Pratt realized that the man was right. He had never thought of that—never anticipated that inquiry would go beyond Murgatroyd. But his keen wits at once set to work.

"What's the system?" he asked quickly. "Tell me—what's done when you book anybody like that? Come on!—explain, quick!"

Murgatroyd turned to a drawer and pulled out a book and some papers. "It's simple enough," he said. "I've this book of forms, d'ye see? I fill up this form—sort of ticket or pass for the passenger, and hand it to him—it's a receipt as well, to him. Then I enter the same particulars on that counterfoil. Then I fill up one of these papers, giving just the same particulars, and post it at once to the Company with the passage money, less my commission. When one of these books is finished, I return the counterfoils to Liverpool—they check 'em. Prydale's up to all that. He asked to see the counterfoil in this case. I had to say I hadn't got it—I'd sent it to the Company. Of course, he'll find out that I didn't."

"Lies!" said Mrs. Murgatroyd, vindictively. "And they didn't start wi' us neither!"

"Who was that other man with Prydale?" asked Pratt.

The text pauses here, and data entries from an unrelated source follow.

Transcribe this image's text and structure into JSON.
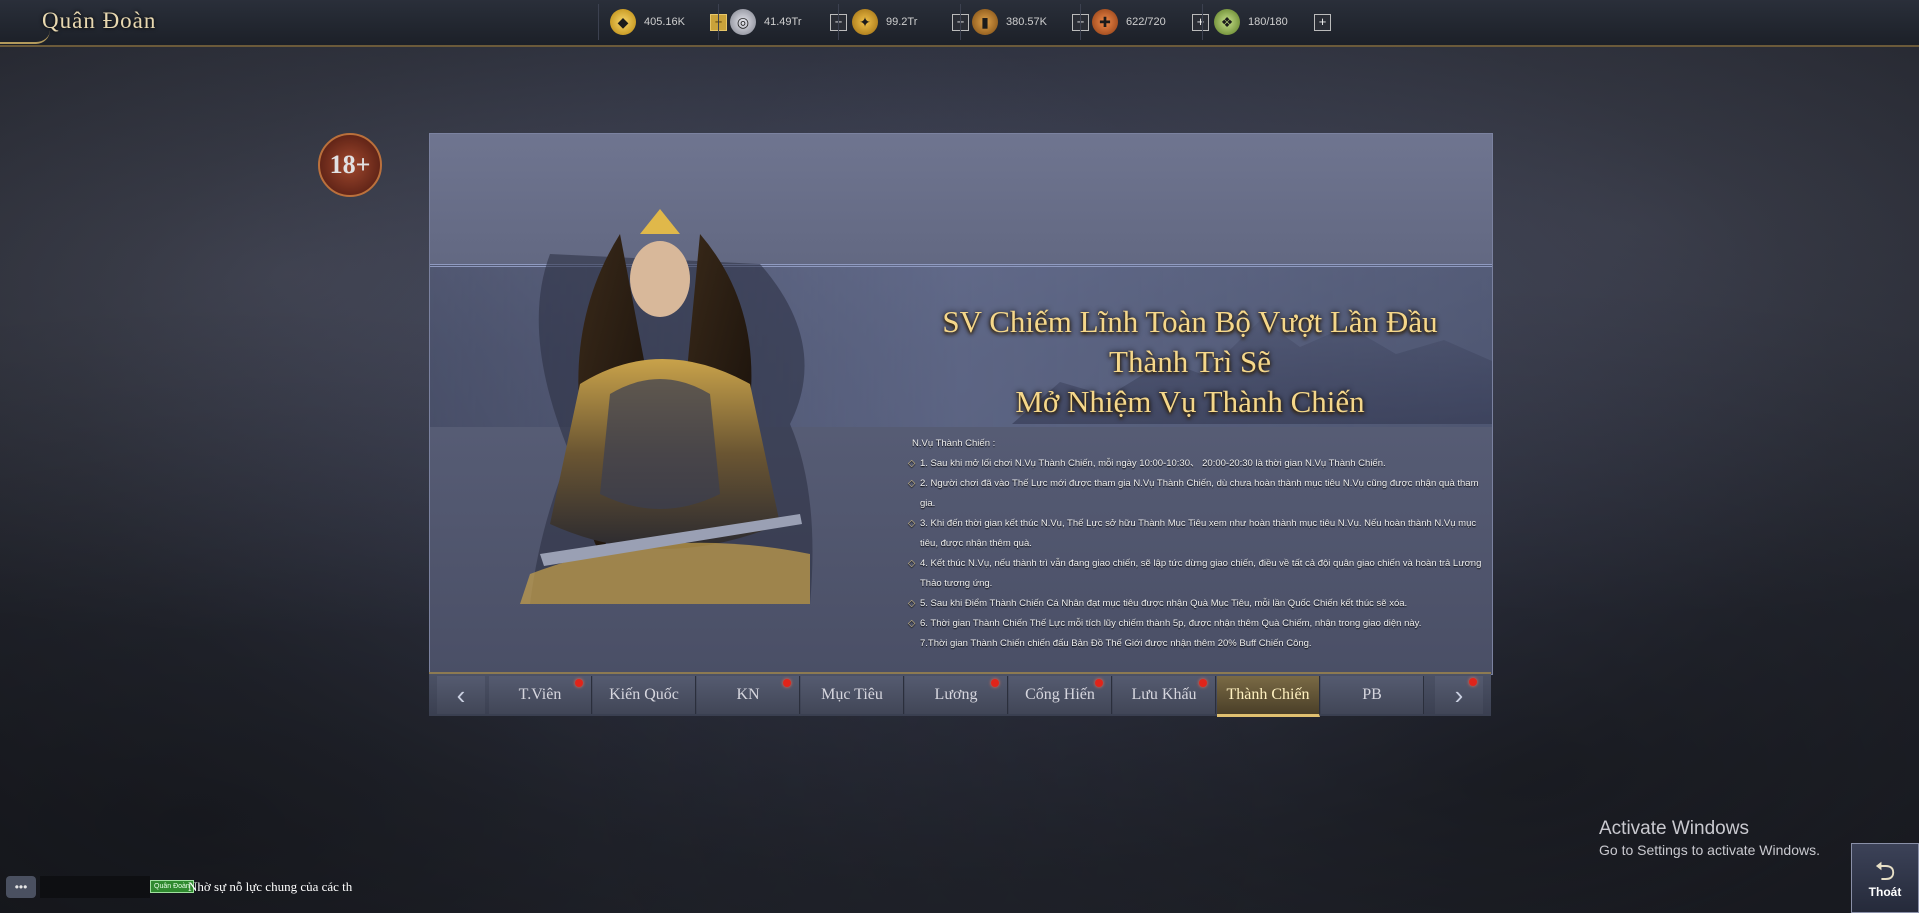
{
  "window": {
    "title": "Quân Đoàn",
    "age_badge": "18+"
  },
  "resources": [
    {
      "icon": "gold-ingot-icon",
      "value": "405.16K",
      "plus": "+"
    },
    {
      "icon": "silver-coin-icon",
      "value": "41.49Tr",
      "plus": "+"
    },
    {
      "icon": "grain-icon",
      "value": "99.2Tr",
      "plus": "+"
    },
    {
      "icon": "wood-icon",
      "value": "380.57K",
      "plus": "+"
    },
    {
      "icon": "scroll-icon",
      "value": "622/720",
      "plus": "+"
    },
    {
      "icon": "stamina-icon",
      "value": "180/180",
      "plus": "+"
    }
  ],
  "event": {
    "heading_line1": "SV Chiếm Lĩnh Toàn Bộ Vượt Lần Đầu Thành Trì Sẽ",
    "heading_line2": "Mở Nhiệm Vụ Thành Chiến",
    "rules_title": "N.Vụ Thành Chiến :",
    "rules": [
      "1. Sau khi mở lối chơi N.Vụ Thành Chiến, mỗi ngày 10:00-10:30、 20:00-20:30 là thời gian N.Vụ Thành Chiến.",
      "2. Người chơi đã vào Thế Lực mới được tham gia N.Vụ Thành Chiến, dù chưa hoàn thành mục tiêu N.Vụ cũng được nhận quà tham gia.",
      "3. Khi đến thời gian kết thúc N.Vụ, Thế Lực sở hữu Thành Mục Tiêu xem như hoàn thành mục tiêu N.Vụ. Nếu hoàn thành N.Vụ mục tiêu, được nhận thêm quà.",
      "4. Kết thúc N.Vụ, nếu thành trì vẫn đang giao chiến, sẽ lập tức dừng giao chiến, điều về tất cả đội quân giao chiến và hoàn trả Lương Thảo tương ứng.",
      "5. Sau khi Điểm Thành Chiến Cá Nhân đạt mục tiêu được nhận Quà Mục Tiêu, mỗi lần Quốc Chiến kết thúc sẽ xóa.",
      "6. Thời gian Thành Chiến Thế Lực mỗi tích lũy chiếm thành 5p, được nhận thêm Quà Chiếm, nhận trong giao diện này.",
      "7.Thời gian Thành Chiến chiến đấu Bản Đồ Thế Giới được nhận thêm  20% Buff Chiến Công."
    ]
  },
  "tabs": {
    "prev": "‹",
    "next": "›",
    "items": [
      {
        "label": "T.Viên",
        "dot": true,
        "active": false
      },
      {
        "label": "Kiến Quốc",
        "dot": false,
        "active": false
      },
      {
        "label": "KN",
        "dot": true,
        "active": false
      },
      {
        "label": "Mục Tiêu",
        "dot": false,
        "active": false
      },
      {
        "label": "Lương",
        "dot": true,
        "active": false
      },
      {
        "label": "Cống Hiến",
        "dot": true,
        "active": false
      },
      {
        "label": "Lưu Khấu",
        "dot": true,
        "active": false
      },
      {
        "label": "Thành Chiến",
        "dot": false,
        "active": true
      },
      {
        "label": "PB",
        "dot": false,
        "active": false
      }
    ]
  },
  "chat": {
    "button": "•••",
    "tag": "Quân Đoàn",
    "message": "Nhờ sự nỗ lực chung của các th"
  },
  "watermark": {
    "line1": "Activate Windows",
    "line2": "Go to Settings to activate Windows."
  },
  "exit": {
    "icon": "return-arrow-icon",
    "label": "Thoát"
  },
  "colors": {
    "accent_gold": "#f5d78a",
    "notification_red": "#e0241a",
    "chat_tag_green": "#2f8a2f"
  }
}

"London detective, I should say," answered the watchmaker. "And judging by the way he watched me, a sharp 'un, too!"

"What impression did you get—altogether?" demanded Pratt.

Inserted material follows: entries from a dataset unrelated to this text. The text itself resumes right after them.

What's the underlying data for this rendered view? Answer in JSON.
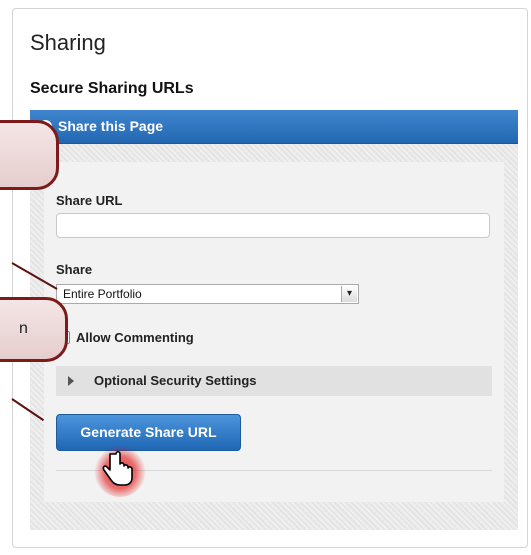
{
  "sharing": {
    "title": "Sharing",
    "subtitle": "Secure Sharing URLs",
    "accordion_label": "Share this Page",
    "share_url_label": "Share URL",
    "share_url_value": "",
    "share_label": "Share",
    "share_selected": "Entire Portfolio",
    "allow_commenting_label": "Allow Commenting",
    "allow_commenting_checked": false,
    "optional_security_label": "Optional Security Settings",
    "generate_button_label": "Generate Share URL"
  },
  "callouts": {
    "second_visible_text": "n"
  },
  "colors": {
    "accent_blue": "#2367b1",
    "callout_border": "#7d1b1b"
  },
  "icons": {
    "accordion": "plus-circle-icon",
    "select": "chevron-down-icon",
    "collapse": "triangle-right-icon",
    "cursor": "hand-pointer-icon"
  }
}
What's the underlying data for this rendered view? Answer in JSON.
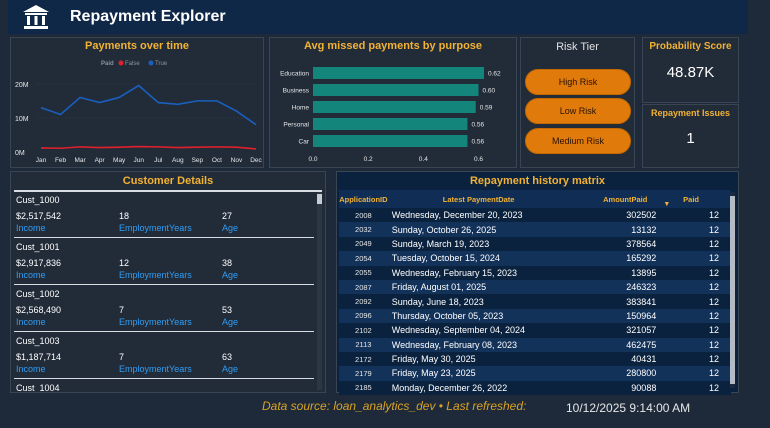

"Why!—that they're going to sift this affair—whatever it is—right down to the bottom!" exclaimed Murgatroyd. "They're either going to find Parrawhite or get to know what became of him. That's my impression. And what am I going to do, now! This'll lose me what bit of business I've done with yon shipping firm."

"Nothing of the sort!" answered Pratt scornfully. "Don't be a fool! You're all right. You listen to me. You write—straight off—to the Royal Atlantic. Tell 'em you had some inquiry made about a man named Parsons, who booked a passage with you for New York last November. Say that on looking up your books you found that you unaccountably forgot to send them the forms for him and his passage money. Make out a form for that date, and crumple it up—as if it had been left lying in a drawer. Enclose the money in it—here, I'll give you ten pounds to cover it," he went on, drawing a bank-note from his purse. "Get it off at once—you've time now—plenty—to catch the night-mail at the General. And then, d'ye see, you're all right. It's only a case then—as far as you're concerned—of forgetfulness. What's that?—we all forget something in business, now and then. They'll overlook that—when they get the money."

"Aye, but you're forgetting something now!" remarked Murgatroyd. "You're forgetting this—no such passenger ever went! They'll know that by their passenger lists."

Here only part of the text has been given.